Unraveling the Molar Mass Dependence of Shearing-Induced Aggregation Structure of a High-Mobility Polymer Semiconductor

Aggregation-structure formation of conjugated polymers is a fundamental problem in the field of organic electronics and remains poorly understood. Herein, the molar mass dependence of the aggregation structure of a high-mobility conjugated copolymer (TDPP-Se) comprising thiophene-flanked diketopyrrolopyrrole and selenophene is thoroughly shown. Five batches of TDPP-Se are prepared with the number-average molecular weights (M-n) varied greatly from 21 to 135 kg mol(-1). Small-angle neutron scattering and transmission electron microscopy are combined to probe the solution structure of these polymers, consistently using a deuterated solvent.
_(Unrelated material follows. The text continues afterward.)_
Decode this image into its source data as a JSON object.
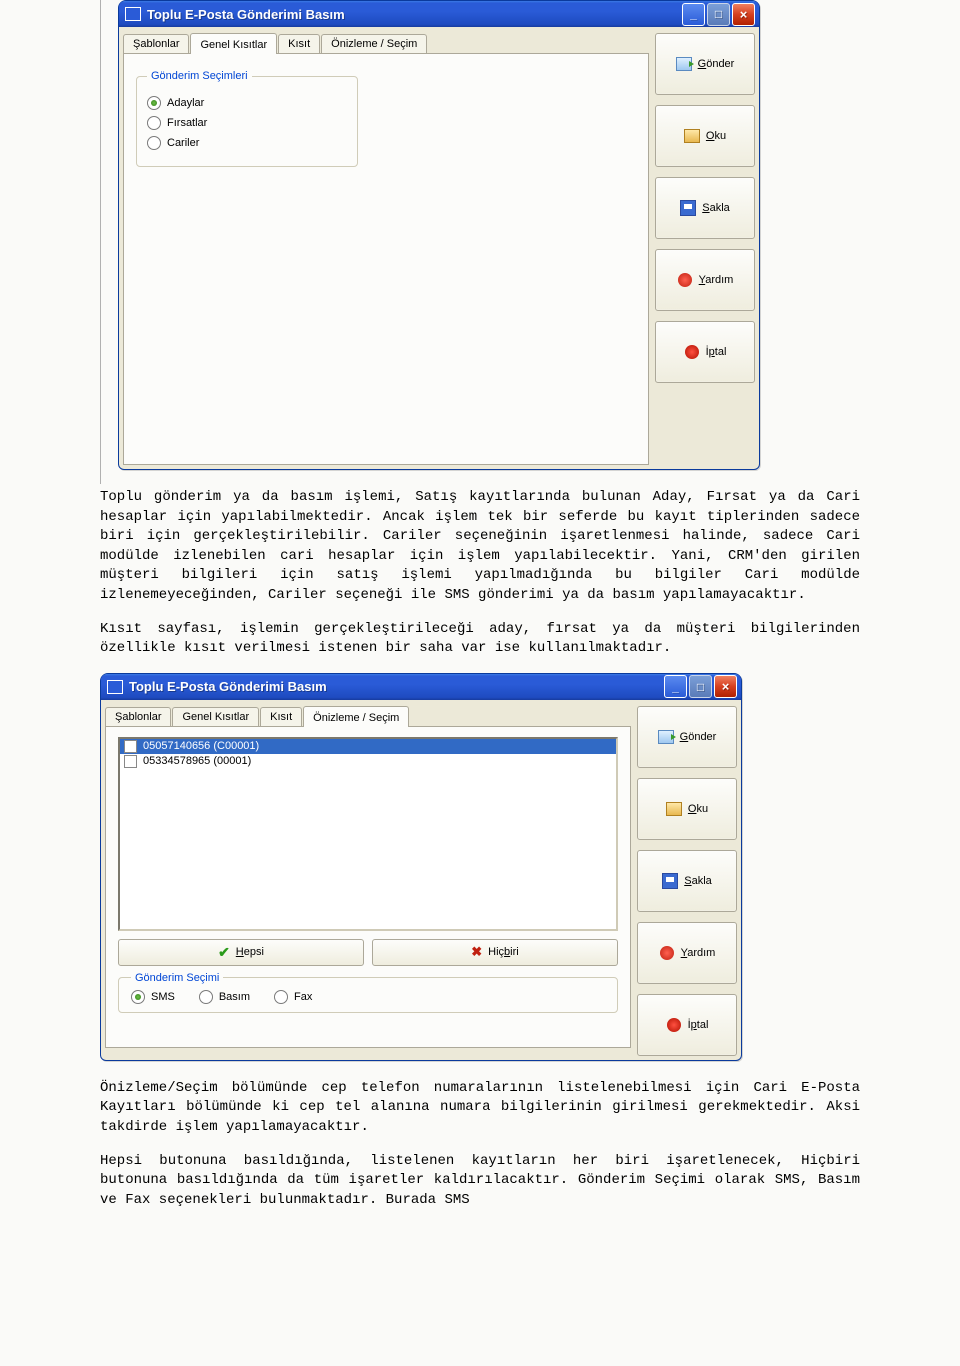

All the polymers adopt 1D rod-like aggregation structures and the radius of the 1D rods is not sensitive to the M-n, while the length increases monotonically with M-n. By utilizing the ordered packing of the aggregated structure in solution, a highly aligned and ordered film is prepared and, thereafter, a reliable hole mobility of 13.8 cm(2) V-1 s(-1) is realized in organic thin-film transistors with the moderate M-n batch via bar coating. The hole mobility is among the highest values reported for diketopyrrolopyrrole-based polymers. This work paves the way to visualize the real aggregated structure of polymer semiconductors in solution and sheds light on the microstructure control of high-performance electronic devices.